Amazon SageMaker k-nearest neighbors (k-NN) algorithm is an index-based algorithm. It uses a non-parametric method for classification or regression. For classification problems, the algorithm queries the k points that are closest to the sample point and returns the most frequently used label of their class as the predicted label. For regression problems, the algorithm queries the k closest points to the sample point and returns the average of their feature values as the predicted value.

Training with the k-NN algorithm has three steps: sampling, dimension reduction, and index building. Sampling reduces the size of the initial dataset so that it fits into memory. For dimension reduction, the algorithm decreases the feature dimension of the data to reduce the footprint of the k-NN model in memory and inference latency. We provide two methods of dimension reduction methods: random projection and the fast Johnson-Lindenstrauss transform. Typically, you use dimension reduction for high-dimensional (d >1000) datasets to avoid the “curse of dimensionality” that troubles the statistical analysis of data that becomes sparse as dimensionality increases. The main objective of k-NN’s training is to construct the index. The index enables efficient lookups of distances between points whose values or class labels have not yet been determined and the k nearest points to use for inference.

Topics + Input/Output Interface for the k-NN Algorithm + k-NN Sample Notebooks + How the K-nn Algorithm Works + EC2 Instance Recommendation for the K-nn Algorithm + K-nn Hyperparameters + Tune a K-nn Model + Data Formats for K-nn Training Input + K-nn Request and Response Formats

Amazon SageMaker k-NN supports train and test data channels. + Use a train channel for data that you want to sample and construct into the k-NN index. + Use a test channel to emit scores in log files. Scores are listed as one line per mini-batch: accuracy for classifier, mean-squared error (mse) for regressor for score.
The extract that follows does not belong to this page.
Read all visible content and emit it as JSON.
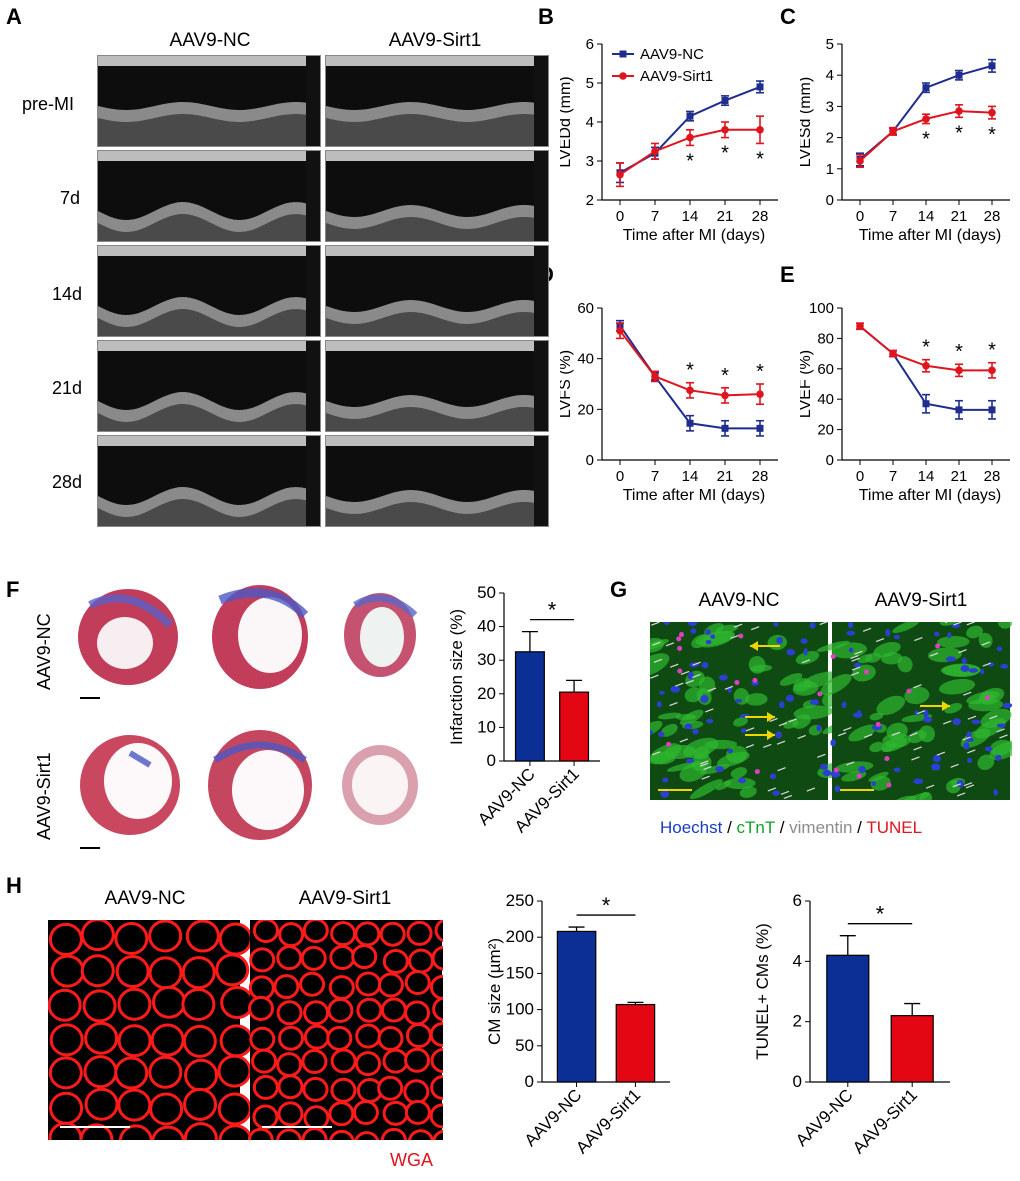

For training inputs, k-NN supports text/csv and application/x-recordio-protobuf data formats. For input type text/csv, the first label_size columns are interpreted as the label vector for that row. You can use either File mode or Pipe mode to train models on data that is formatted as recordIO-wrapped-protobuf or as CSV.

For inference inputs, k-NN supports the application/json, application/x-recordio-protobuf, and text/csv data formats. The text/csv format accepts a label_size and encoding parameter. It assumes a label_size of 0 and a UTF-8 encoding.

For inference outputs, k-NN supports the application/json and application/x-recordio-protobuf data formats. These two data formats also support a verbose output mode. In verbose output mode, the API provides the search results with the distances vector sorted from smallest to largest, and corresponding elements in the labels vector.

For batch transform, k-NN supports the application/jsonlines data format for both input and output. An example input is as follows:

content-type: application/jsonlines

{"features": [1.5, 16.0, 14.0, 23.0]}
{"data": {"features": {"values": [1.5, 16.0, 14.0, 23.0]}}

An example output is as follows:

accept: application/jsonlines

{"predicted_label": 0.0}
{"predicted_label": 2.0}

For more information on input and output file formats, see Data Formats for K-nn Training Input for training, K-nn Request and Response Formats for inference, and the k-NN Sample Notebooks.

For a sample notebook that uses the Amazon SageMaker k-nearest neighbor algorithm to predict wilderness cover types from geological and forest service data, see the K-Nearest Neighbor Covertype. For instructions how to create and access Jupyter notebook instances that you can use to run the example in Amazon SageMaker, see Use Notebook Instances. Once you have created a notebook instance and opened it, select the SageMaker Examples tab to see a list of all the Amazon SageMaker samples. The topic modeling example notebooks using the NTM algorithms are located in the Introduction to Amazon algorithms section. To open a notebook, click on its Use tab and select Create copy.

To start, try running training on a CPU, using, for example, an ml.m5.2xlarge instance, or on a GPU using, for example, an ml.p2.xlarge instance.

Inference requests from CPUs generally have a lower average latency than requests from GPUs because there is a tax on CPU-to-GPU communication when you use GPU hardware. However, GPUs generally have higher throughput for larger batches.